YESTERDAY = datetime.datetime.now() - datetime.timedelta(days=1)

default_dag_args = {

‘start_date’: YESTERDAY,
}

with models.DAG(
‘composer_sample_simple_greeting’,
schedule_interval=datetime.timedelta(weeks=2),
default_args=default_dag_args) as dag:

def create_entity_type_sample(
project: str,
location: str,
entity_type_id: str,
vertexai: str,
service_account_id: str
task_id: str,
project_id: str,

aiplatform.init(project=project, location=location)

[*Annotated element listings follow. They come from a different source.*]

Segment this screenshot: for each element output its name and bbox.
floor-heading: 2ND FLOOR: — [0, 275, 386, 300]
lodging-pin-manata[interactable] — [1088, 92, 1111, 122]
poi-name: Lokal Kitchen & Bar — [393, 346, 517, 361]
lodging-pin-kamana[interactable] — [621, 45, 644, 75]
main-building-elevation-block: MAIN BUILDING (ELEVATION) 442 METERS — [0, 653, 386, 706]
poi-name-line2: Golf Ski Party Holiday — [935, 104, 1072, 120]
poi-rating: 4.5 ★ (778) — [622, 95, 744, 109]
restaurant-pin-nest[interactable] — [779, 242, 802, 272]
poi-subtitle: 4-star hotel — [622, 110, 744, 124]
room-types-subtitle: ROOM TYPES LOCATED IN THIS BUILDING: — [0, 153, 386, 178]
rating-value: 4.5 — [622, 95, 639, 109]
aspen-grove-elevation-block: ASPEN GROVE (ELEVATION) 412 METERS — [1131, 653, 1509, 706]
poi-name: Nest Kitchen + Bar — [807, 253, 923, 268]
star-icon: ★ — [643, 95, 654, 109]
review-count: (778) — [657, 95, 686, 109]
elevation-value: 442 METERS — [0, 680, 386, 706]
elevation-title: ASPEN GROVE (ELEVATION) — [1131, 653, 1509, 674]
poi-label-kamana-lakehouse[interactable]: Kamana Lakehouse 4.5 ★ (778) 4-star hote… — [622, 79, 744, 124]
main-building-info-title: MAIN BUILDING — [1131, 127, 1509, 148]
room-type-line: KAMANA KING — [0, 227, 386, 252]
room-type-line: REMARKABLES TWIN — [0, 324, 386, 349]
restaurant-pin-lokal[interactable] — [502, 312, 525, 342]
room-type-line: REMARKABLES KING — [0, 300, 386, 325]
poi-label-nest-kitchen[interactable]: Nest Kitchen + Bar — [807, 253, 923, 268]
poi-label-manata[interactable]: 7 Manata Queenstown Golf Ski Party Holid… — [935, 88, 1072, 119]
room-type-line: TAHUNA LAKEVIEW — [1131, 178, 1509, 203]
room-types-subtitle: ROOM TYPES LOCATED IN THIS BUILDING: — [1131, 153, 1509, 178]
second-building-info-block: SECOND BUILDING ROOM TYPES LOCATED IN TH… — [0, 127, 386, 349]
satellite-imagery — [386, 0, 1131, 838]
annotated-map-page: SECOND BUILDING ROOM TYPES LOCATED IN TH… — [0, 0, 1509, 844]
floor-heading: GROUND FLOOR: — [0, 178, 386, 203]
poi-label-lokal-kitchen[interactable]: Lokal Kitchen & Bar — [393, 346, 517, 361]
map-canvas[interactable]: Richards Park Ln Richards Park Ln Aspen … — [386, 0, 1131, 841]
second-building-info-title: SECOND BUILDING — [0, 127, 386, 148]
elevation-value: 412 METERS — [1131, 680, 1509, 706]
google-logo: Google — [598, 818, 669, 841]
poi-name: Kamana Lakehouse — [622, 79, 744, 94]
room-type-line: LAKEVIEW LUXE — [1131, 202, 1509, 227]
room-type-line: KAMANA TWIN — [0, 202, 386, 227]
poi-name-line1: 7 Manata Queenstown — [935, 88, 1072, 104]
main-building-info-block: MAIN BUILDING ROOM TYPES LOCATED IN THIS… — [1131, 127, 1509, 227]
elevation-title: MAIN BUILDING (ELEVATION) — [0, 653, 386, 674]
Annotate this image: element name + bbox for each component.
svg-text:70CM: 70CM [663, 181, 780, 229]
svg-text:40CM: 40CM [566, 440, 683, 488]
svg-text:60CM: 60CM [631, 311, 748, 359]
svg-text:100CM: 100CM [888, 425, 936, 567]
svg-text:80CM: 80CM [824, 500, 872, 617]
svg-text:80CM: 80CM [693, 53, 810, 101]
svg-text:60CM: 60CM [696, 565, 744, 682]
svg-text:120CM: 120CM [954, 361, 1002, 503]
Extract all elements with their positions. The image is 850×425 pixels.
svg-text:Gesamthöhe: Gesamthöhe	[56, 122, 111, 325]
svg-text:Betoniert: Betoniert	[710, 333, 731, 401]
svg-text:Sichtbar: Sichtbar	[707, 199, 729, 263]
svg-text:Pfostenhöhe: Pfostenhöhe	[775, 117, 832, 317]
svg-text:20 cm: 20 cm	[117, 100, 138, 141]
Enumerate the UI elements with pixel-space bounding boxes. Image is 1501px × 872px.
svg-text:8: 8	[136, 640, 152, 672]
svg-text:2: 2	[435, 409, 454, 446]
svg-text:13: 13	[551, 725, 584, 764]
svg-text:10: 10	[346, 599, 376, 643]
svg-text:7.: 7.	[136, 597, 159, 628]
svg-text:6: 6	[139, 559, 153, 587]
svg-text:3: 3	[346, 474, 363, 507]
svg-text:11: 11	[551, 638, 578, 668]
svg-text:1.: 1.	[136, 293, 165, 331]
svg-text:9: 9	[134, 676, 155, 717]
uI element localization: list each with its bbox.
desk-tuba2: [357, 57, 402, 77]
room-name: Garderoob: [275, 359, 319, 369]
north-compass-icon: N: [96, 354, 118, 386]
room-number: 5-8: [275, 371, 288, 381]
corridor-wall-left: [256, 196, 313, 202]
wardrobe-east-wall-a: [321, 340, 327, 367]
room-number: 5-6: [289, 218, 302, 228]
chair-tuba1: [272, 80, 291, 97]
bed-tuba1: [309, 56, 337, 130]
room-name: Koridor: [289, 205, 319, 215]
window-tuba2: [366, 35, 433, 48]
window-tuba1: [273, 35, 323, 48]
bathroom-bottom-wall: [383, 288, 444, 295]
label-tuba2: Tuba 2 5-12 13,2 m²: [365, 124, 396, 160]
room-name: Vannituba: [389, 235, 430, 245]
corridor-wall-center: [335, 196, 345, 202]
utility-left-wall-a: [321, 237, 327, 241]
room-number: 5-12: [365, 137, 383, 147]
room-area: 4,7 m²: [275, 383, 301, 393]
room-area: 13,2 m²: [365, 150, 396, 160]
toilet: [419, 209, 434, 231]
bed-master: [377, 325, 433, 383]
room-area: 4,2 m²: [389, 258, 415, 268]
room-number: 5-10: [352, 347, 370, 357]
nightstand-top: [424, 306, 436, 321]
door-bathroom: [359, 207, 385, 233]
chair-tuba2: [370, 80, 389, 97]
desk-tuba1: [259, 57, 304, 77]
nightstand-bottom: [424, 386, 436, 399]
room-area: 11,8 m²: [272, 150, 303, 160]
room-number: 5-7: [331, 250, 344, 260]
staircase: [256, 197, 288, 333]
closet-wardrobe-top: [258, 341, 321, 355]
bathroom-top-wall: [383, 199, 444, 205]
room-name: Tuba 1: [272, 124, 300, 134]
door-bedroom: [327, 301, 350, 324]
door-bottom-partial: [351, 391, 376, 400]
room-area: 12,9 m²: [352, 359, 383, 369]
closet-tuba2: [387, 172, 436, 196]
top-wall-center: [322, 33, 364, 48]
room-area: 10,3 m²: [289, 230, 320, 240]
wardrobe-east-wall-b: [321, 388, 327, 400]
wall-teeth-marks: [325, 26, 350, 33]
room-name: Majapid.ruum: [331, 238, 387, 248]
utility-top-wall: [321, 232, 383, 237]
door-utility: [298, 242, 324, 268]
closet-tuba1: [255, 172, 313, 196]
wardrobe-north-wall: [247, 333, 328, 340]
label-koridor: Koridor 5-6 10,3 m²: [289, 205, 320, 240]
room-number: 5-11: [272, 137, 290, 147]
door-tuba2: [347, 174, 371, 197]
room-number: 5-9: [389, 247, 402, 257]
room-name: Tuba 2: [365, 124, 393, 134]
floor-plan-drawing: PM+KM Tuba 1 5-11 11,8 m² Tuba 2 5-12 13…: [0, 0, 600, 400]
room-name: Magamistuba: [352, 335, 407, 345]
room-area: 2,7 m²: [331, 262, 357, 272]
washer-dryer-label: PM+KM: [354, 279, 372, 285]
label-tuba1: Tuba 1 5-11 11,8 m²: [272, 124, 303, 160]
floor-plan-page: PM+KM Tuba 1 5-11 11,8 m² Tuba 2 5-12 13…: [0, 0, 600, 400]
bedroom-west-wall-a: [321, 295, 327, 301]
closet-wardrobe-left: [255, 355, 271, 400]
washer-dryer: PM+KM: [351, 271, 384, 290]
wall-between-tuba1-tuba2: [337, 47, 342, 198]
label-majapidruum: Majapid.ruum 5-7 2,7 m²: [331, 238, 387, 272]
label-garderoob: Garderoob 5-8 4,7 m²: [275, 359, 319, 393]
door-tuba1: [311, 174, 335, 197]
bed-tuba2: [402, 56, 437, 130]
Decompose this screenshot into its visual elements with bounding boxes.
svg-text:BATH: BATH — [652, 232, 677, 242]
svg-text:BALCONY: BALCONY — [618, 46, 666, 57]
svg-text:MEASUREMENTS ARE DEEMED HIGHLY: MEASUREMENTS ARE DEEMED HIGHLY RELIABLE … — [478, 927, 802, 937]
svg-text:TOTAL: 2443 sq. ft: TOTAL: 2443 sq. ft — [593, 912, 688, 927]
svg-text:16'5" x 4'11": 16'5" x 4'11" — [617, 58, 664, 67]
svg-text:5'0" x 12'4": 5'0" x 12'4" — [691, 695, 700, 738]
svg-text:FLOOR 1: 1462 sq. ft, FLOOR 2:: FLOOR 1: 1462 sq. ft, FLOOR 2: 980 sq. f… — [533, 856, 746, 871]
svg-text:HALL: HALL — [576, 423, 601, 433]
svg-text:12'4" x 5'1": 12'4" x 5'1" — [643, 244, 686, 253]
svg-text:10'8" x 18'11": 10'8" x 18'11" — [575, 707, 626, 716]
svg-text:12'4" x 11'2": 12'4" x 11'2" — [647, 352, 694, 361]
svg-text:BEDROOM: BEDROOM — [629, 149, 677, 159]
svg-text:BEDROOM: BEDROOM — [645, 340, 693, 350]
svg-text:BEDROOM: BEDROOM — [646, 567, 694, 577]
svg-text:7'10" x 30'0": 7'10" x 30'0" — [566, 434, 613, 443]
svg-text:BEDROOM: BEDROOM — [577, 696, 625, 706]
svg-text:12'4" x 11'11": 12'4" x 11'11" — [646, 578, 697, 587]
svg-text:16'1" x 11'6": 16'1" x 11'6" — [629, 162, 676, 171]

my_entity_type = aiplatform.EntityType.create(
entity_type_id=entity_type_id, vertexai=vertexai
)

my_entity_type.wait()

return my_entity_type

create_image_dataset_job = CreateDatasetOperator(
task_id=“image_dataset”,
dataset=IMAGE_DATASET,
region=REGION,
project_id=PROJECT_ID,
)
create_tabular_dataset_job = CreateDatasetOperator(
task_id=“tabular_dataset”,
dataset=TABULAR_DATASET,
region=REGION,
project_id=PROJECT_ID,
)
create_text_dataset_job = CreateDatasetOperator(
task_id=“text_dataset”,
dataset=TEXT_DATASET,
region=REGION,
project_id=PROJECT_ID,
)
create_video_dataset_job = CreateDatasetOperator(
task_id=“video_dataset”,
dataset=VIDEO_DATASET,
region=REGION,
project_id=PROJECT_ID,
)
create_time_series_dataset_job = CreateDatasetOperator(
task_id=“time_series_dataset”,
dataset=TIME_SERIES_DATASET,
region=REGION,
project_id=PROJECT_ID,
)

create_image_dataset_job >> create_tabular_dataset_job >> create_text_dataset_job >> create_video_dataset_job >> create_time_series_dataset_job


Hey @anu9s ,

A couple of us at Google gave this a once over –

The code you have provided looks correct. It will create a Vertex AI project, create a dataset for each type of data, and then create a model for each dataset. The model will be trained on the data in the dataset.

The only thing to note is that the code will create a new Vertex AI project for each dataset. If you want to use the same Vertex AI project for multiple datasets, you will need to modify the code to create all of the datasets in the same project.

Other than that, the code looks good!